C’est un événement : un article scientifique français accepté à la conférence SOSP 2021
Publié le 3 novembre 2021Télécom SudParis
C’est un événement : un article scientifique français accepté à la conférence SOSP 2021 ! Il s’agit de « J-NVM: Off-heap Persistent Objects in Java » par Anatole Lefort et al. de l’équipe de SAMOVAR, dirigée par le Professeur Gaël Thomas à Télécom SudParis (TSP). C'est le 3e papier français en 50 ans.

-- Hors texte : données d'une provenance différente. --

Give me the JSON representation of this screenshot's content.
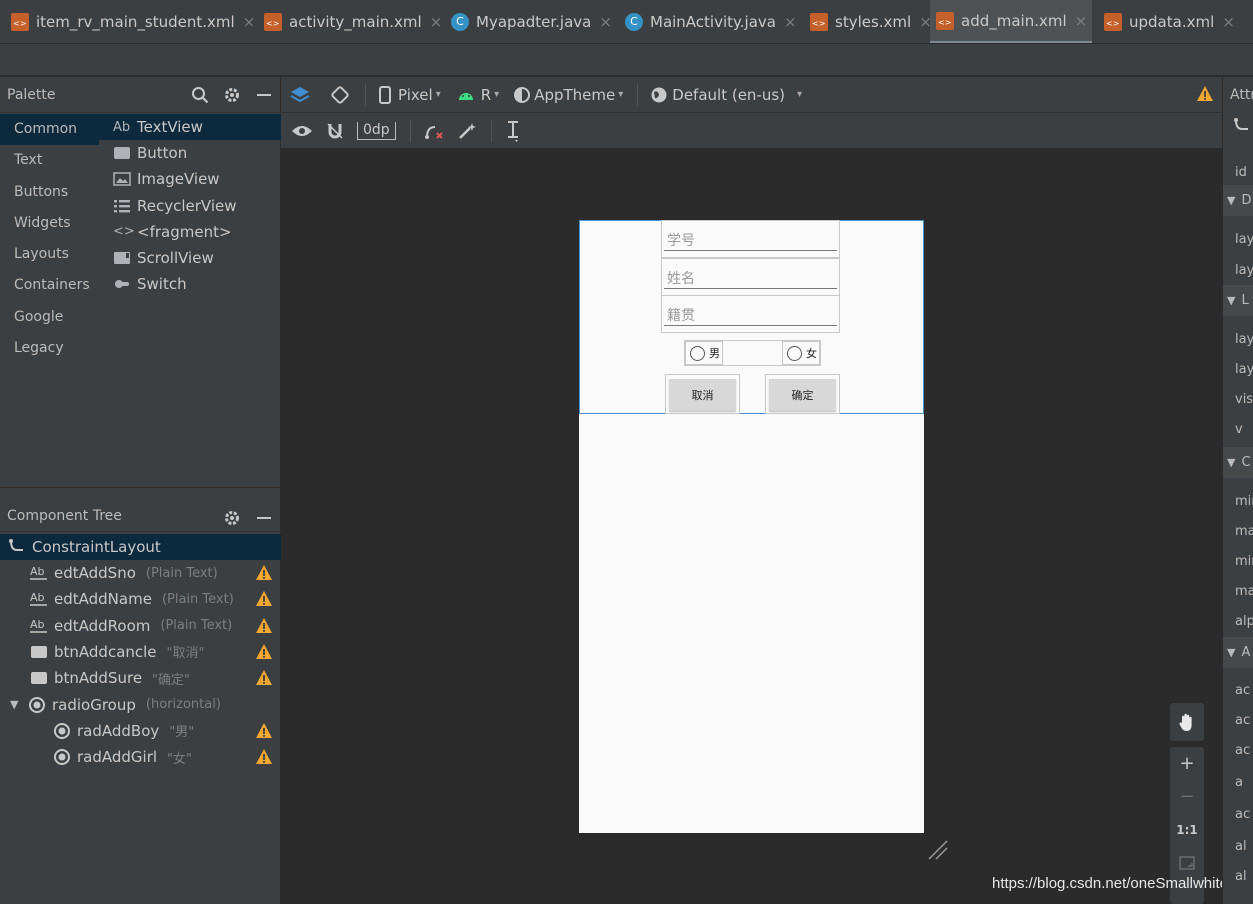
{
  "tabs": [
    {
      "name": "item_rv_main_student.xml",
      "type": "xml",
      "active": false
    },
    {
      "name": "activity_main.xml",
      "type": "xml",
      "active": false
    },
    {
      "name": "Myapadter.java",
      "type": "java",
      "active": false
    },
    {
      "name": "MainActivity.java",
      "type": "java",
      "active": false
    },
    {
      "name": "styles.xml",
      "type": "xml",
      "active": false
    },
    {
      "name": "add_main.xml",
      "type": "xml",
      "active": true
    },
    {
      "name": "updata.xml",
      "type": "xml",
      "active": false
    }
  ],
  "tab_close_glyph": "×",
  "java_badge": "C",
  "palette": {
    "title": "Palette",
    "categories": [
      "Common",
      "Text",
      "Buttons",
      "Widgets",
      "Layouts",
      "Containers",
      "Google",
      "Legacy"
    ],
    "selected_category": "Common",
    "widgets": [
      {
        "label": "TextView",
        "icon": "Ab"
      },
      {
        "label": "Button",
        "icon": "button-icon"
      },
      {
        "label": "ImageView",
        "icon": "image-icon"
      },
      {
        "label": "RecyclerView",
        "icon": "list-icon"
      },
      {
        "label": "<fragment>",
        "icon": "<>"
      },
      {
        "label": "ScrollView",
        "icon": "scroll-icon"
      },
      {
        "label": "Switch",
        "icon": "switch-icon"
      }
    ]
  },
  "toolbar": {
    "device": "Pixel",
    "api": "R",
    "theme": "AppTheme",
    "locale": "Default (en-us)",
    "margin": "0dp"
  },
  "component_tree": {
    "title": "Component Tree",
    "root": "ConstraintLayout",
    "items": [
      {
        "id": "edtAddSno",
        "hint": "(Plain Text)",
        "icon": "Ab",
        "level": 1,
        "warning": true
      },
      {
        "id": "edtAddName",
        "hint": "(Plain Text)",
        "icon": "Ab",
        "level": 1,
        "warning": true
      },
      {
        "id": "edtAddRoom",
        "hint": "(Plain Text)",
        "icon": "Ab",
        "level": 1,
        "warning": true
      },
      {
        "id": "btnAddcancle",
        "hint": "\"取消\"",
        "icon": "button",
        "level": 1,
        "warning": true
      },
      {
        "id": "btnAddSure",
        "hint": "\"确定\"",
        "icon": "button",
        "level": 1,
        "warning": true
      },
      {
        "id": "radioGroup",
        "hint": "(horizontal)",
        "icon": "radio",
        "level": 1,
        "warning": false,
        "expanded": true
      },
      {
        "id": "radAddBoy",
        "hint": "\"男\"",
        "icon": "radio",
        "level": 2,
        "warning": true
      },
      {
        "id": "radAddGirl",
        "hint": "\"女\"",
        "icon": "radio",
        "level": 2,
        "warning": true
      }
    ]
  },
  "preview": {
    "fields": [
      "学号",
      "姓名",
      "籍贯"
    ],
    "radio_boy": "男",
    "radio_girl": "女",
    "cancel": "取消",
    "confirm": "确定"
  },
  "zoom": {
    "one_to_one": "1:1"
  },
  "attributes": {
    "title": "Attr",
    "rows": [
      "id",
      "lay",
      "lay",
      "lay",
      "lay",
      "visi",
      "v",
      "mir",
      "ma",
      "mir",
      "ma",
      "alp",
      "ac",
      "ac",
      "ac",
      "a",
      "ac",
      "al",
      "al"
    ],
    "sections": [
      "D",
      "L",
      "C",
      "A"
    ]
  },
  "watermark": "https://blog.csdn.net/oneSmallwhite",
  "colors": {
    "warning": "#f0a732",
    "selection": "#0d293e",
    "accent": "#4a90d9"
  }
}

30 ans après, un papier français est valorisé à la conférence SOSP
SOSP est la conférence phare de la communauté système internationale. C’est à SOSP qu’ont été introduites les grandes innovations marquantes en systèmes qui sont à la base de toutes les architectures modernes. Dans un décompte rapide des numéros précédents, nous retrouvons 24 papiers écrits par des lauréats du Prix Turing.
La conférence n’a lieu que tous les deux ans. Il s’agit du canal de publication le plus prestigieux en systèmes, sans sessions parallèles. Une publication à SOSP exige, à la fois créativité, mise en œuvre réelle et expérimentation, et rigueur dans l’écriture. Devant sa haute sélectivité, il y a une forte auto-censure à la soumission.
Le succès de l'équipe de chercheurs de Gaël Thomas est d’autant plus remarquable que la conférence est complètement monopolisée par les grandes universités américaines (et plus récemment asiatiques). Les papiers européens sont très rares, en provenance généralement des EPFL, ETHZ, Cambridge ou Microsoft Research. À notre connaissance, et si l'on exclut le collaborateur français occasionnel, il n’y a eu précédemment que deux papiers français depuis la création de SOSP en 1967 : Bétourné et al. en 1969, Abrossimov et al. en 1989.
"La communauté informatique française toute entière doit féliciter les auteurs à la hauteur de l’exploit." explique Alain Tchana, Professeur des Universités, ENS de Lyon.
Résumé de la contribution scientifique « J-NVM: Off-heap Persistent Objects in Java »
Java est un langage communément utilisé par les acteurs majeurs de l'internet pour mettre en œuvre des bases de données larges échelles et des grands systèmes d'analyse de données (Cassandra, Infinispan, Spark, Hadoop, Kafka, Flink, HBase etc...). Comme l'un des principaux goulots d'étranglement de ces systèmes est la vitesse d'accès au support de stockage, il est essentiel qu'ils puissent utiliser efficacement les mémoires persistantes : des supports de stockages quasiment aussi rapide que les mémoires volatiles et de l'ordre de 1000 fois plus rapides que les disques SATA SSD.
Malheureusement, utiliser efficacement les mémoires persistantes en Java est difficile. Java, comme de nombreux langages de haut niveau, gère automatiquement la libération de la mémoire avec un ramasse-miettes, et les algorithmes actuels sont totalement incapables de passer à l'échelle de ces mémoires avec leur 128GB à 1TB d'espace.
Dans leur travail, Lefort et al. proposent de revisiter la façon de concevoir les objets Java à l'ère des mémoires persistantes. Ils proposent un principe de découplage qui consiste à séparer la structure de données d'un objet persistant de l'objet volatile qui le représente dans le langage Java. À l'aide de ce principe de découplage, ils peuvent accéder à la mémoire persistante quasi à vitesse native tout en évitant d'augmenter la pression sur le ramasse-miettes puisque les structures de données sont stockées en dehors de la mémoire Java.
À partir de ce principe de découpage, Lefort et al. propose J-NVM, un système complet constitué d'un moteur d'exécution offrant des abstractions simples pour le programmeur, de bibliothèques offrant des structures de données classiques persistantes, et d'un générateur de code permettant de séparer automatiquement les structures de données des objets qui les représentent.
L'évaluation de leur système avec la base de donnée Infinispan, avec le banc d'essai TPC-B et avec des micro-évaluations montrent que J-NVM, comparé aux meilleures solutions de l'état de l'art, multiplie par au moins 10 les performances dans la plupart des cas, et que J-NVM permet d'accéder à la mémoire persistante avec des vitesses proches de la mémoire volatile (seulement 50% de ralentissement).